The conflict is in staying the voyage (and the film) to see whose will is enacted in the end: Bligh’s or Christians with Byam forced to navigate the turbulent waters of ambiguity in-between. One positive of the picture is how none of the three men seem to entirely steal the show; they seem to be on surprisingly equal footing.
Yes, Laughton is an impudent, bull-headed taskmaster but hardly one of the most nefarious villains of all time. This is a tribute to the actor. He sculpts Bligh into a wretched, small-time human being who’s too big for his britches. A paranoid weasel blinded by his devotion to duty and the sound of his own voice. He doesn’t forget those who revolt and his retribution is swift.

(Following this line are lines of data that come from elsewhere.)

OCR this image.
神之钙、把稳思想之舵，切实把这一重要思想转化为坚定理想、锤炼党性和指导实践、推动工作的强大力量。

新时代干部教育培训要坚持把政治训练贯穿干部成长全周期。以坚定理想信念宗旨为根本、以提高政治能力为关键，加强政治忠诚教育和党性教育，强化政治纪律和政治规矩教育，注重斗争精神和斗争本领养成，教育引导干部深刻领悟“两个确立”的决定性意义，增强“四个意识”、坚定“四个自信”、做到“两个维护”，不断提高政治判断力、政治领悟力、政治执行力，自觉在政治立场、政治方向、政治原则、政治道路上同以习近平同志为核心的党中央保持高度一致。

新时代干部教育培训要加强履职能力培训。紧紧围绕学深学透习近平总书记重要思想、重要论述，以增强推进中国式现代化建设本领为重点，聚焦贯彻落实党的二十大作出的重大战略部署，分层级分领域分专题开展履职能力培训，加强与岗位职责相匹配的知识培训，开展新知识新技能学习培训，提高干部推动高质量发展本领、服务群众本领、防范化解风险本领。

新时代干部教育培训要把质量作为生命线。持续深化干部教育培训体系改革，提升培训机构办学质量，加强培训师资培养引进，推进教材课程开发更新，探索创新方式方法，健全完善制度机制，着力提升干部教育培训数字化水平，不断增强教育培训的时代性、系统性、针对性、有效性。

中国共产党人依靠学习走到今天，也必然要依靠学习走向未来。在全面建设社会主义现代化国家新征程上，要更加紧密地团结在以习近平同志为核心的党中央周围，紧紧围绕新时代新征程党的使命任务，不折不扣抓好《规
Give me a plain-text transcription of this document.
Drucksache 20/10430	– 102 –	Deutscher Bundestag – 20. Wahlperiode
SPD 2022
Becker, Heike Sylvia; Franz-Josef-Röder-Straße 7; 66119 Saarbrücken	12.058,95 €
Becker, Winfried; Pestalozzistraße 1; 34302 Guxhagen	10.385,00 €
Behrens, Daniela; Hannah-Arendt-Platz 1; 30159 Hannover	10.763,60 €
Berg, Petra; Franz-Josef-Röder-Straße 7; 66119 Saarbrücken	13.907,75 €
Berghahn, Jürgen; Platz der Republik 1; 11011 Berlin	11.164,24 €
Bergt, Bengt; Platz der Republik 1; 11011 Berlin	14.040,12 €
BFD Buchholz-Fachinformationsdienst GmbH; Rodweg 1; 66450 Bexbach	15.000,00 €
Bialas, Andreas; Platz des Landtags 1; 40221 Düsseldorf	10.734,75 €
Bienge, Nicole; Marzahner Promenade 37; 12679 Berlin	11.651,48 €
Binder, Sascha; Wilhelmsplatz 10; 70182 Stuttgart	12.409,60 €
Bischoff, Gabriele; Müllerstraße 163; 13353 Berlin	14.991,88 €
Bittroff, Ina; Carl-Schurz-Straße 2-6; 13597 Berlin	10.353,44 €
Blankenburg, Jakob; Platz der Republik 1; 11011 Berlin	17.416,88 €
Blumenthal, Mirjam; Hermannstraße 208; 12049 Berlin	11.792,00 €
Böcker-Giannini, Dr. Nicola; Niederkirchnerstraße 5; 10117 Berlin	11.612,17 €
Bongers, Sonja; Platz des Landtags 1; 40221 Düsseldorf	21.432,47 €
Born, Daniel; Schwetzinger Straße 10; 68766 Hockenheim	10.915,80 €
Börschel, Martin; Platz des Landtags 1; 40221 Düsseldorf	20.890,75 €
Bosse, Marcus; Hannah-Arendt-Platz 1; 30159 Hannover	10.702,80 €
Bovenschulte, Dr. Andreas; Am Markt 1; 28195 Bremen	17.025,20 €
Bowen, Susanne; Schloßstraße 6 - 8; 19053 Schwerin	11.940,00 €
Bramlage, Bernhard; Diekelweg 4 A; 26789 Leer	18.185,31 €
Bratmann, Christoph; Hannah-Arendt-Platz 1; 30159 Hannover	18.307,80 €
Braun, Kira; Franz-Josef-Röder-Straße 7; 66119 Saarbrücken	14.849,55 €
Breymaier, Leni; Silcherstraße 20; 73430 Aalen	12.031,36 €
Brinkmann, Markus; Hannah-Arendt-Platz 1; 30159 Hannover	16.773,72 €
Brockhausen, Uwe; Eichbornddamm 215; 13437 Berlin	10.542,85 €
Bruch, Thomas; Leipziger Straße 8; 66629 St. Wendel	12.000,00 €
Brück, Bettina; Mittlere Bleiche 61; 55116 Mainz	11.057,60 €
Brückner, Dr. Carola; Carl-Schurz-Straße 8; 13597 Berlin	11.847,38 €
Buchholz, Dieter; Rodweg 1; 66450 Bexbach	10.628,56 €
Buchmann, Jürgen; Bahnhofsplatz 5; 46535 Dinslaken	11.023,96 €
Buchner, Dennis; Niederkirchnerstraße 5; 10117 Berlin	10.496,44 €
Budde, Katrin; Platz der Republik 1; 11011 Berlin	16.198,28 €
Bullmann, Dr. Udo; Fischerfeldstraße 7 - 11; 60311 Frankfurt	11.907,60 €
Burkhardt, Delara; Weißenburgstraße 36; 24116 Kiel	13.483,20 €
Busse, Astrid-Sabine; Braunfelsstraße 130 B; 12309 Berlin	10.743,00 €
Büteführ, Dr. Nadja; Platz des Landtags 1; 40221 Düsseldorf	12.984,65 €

However, he is all but cast aside and forgotten, an insignificant little man, who knows how to make his way amid the rules and regulations of the Navy. It’s a more galling ending than if he had been lost at sea or most preferably eaten by a shark. But Laughton is a credit to the role showcasing his mind-boggling dexterity and range among actors of his day and age.
Gable is ultimately made into a kind of mythical figure out there on the ocean somewhere, but he is not destined to wander aimlessly — he and his rag-tag crew find a place to rest and call home. He wears the fierce, proud masculinity of Fletcher Christian just as you would expect him to (with our without his trademark pencil-thin mustache).
But if they are the two behemoths doing war against one another with the ship and the sea as their arena of battle, it is Tone who actually gets the final word as our initial in to the story. He is the every man, and therefore, the voice of reason for all of us. While I wouldn’t go out on the plank to say The Mutiny on The Bounty is a so-called “great film,” it does a service to its genre as one of MGM’s most prominent period pieces of the decade and a fine showcase for some of their most acclaimed stars.